Cruising is one of the most convenient ways to explore multiple destinations in a single week or enjoy a fun three- or four-night tropical getaway. And knowing how to snag a cheap fare makes cruising even more fun. Here are seven ways to save…
Book during “wave season”—from January to March. This is when cruise lines offer discounts of as much as 30% to 60% for sailings that are just weeks or months away. Examples: Caribbean cruises in February and March…summer sailings in the Caribbean…European cruises from April to October…and Alaska cruises from May to September. You’ll also find great offers on voyages that are more than a year away.
Check cruise line websites for promotions. Wave season isn’t the only time cruise lines offer discounts. Many periodically slash cabin prices on select itineraries or offer free beverage packages or Wi-Fi, onboard credits or deals allowing a third and fourth passenger in a cabin to sail for free. Fares on older ships generally are discounted more heavily than those on newer ones.
Cruise in the shoulder or off-season. For a bargain in the Caribbean, sail from May to July—before peak hurricane season (prices are even cheaper in August and September, but you’ll risk bad weather) or November into early December. Alaska is most affordable in May and September. And on some cruise lines, you can find discounts to sail the Mediterranean year-round, including Viking (Viking.com) and MSC (MSCCruisesUSA.com).
Traveling solo? Choose a cruise line with “single” cabins. One of the biggest budget busters for solo travelers is paying a single supplement since cruise fares are priced at double occupancy. Norwegian (NCL.com), Celebrity (CelebrityCruises.com), Royal Caribbean (RoyalCaribbean.com), Holland America (HollandAmerica.com) and Cunard (Cunard.com) have designated solo cabins on some ships—so search for “single staterooms,” “solo cabins” or “studios” on the cruise line’s websites.
Sail from a port you can drive to. Airfares are sky-high lately, so booking a cruise from a nearby port means big savings. There are 17 US cruise ports. You can search on a site like Expedia.com for sailings from nearby ports, and then check prices and promotions on cruise line websites.
Find a travel agent who specializes in cruises. They often have access to the best deals.

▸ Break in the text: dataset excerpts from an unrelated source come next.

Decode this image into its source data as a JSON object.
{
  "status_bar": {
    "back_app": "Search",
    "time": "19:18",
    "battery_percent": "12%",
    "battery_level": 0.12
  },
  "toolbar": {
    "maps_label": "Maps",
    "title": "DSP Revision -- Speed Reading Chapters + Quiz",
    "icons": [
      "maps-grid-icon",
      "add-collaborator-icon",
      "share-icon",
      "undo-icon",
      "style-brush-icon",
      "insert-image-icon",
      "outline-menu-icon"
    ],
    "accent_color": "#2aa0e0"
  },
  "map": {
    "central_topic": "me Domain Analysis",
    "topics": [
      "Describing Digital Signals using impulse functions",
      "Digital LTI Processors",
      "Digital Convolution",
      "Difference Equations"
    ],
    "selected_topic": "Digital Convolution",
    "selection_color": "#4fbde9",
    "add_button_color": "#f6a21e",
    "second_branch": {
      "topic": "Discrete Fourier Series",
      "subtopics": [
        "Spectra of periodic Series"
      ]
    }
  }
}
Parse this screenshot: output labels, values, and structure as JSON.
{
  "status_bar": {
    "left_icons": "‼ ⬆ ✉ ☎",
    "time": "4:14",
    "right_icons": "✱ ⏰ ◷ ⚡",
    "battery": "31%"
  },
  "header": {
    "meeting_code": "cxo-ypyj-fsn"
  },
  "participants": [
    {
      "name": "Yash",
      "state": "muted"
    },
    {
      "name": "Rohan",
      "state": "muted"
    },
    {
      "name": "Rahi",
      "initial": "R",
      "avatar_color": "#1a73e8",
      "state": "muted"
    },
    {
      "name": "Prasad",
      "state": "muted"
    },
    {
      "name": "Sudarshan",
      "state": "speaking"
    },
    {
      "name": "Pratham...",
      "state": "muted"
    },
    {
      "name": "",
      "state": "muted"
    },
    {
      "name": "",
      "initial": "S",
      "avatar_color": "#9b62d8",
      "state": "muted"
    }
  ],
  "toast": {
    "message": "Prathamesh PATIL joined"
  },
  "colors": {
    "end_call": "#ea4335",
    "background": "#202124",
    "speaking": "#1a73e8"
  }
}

Consider a repositioning cruise. Some of the best large-ship cruise bargains are on spring and fall transatlantic repositioning cruises, when ships travel between Europe and North America. These trips are generally 14 nights, with most of those nights at sea, but they cost less than most seven-night itineraries. These sailings aren’t right for everyone, but a repositioning cruise is a budget-savvy way to see ports in Spain, Portugal and remote Atlantic islands such as Madeira, the Azores and the Canary Islands.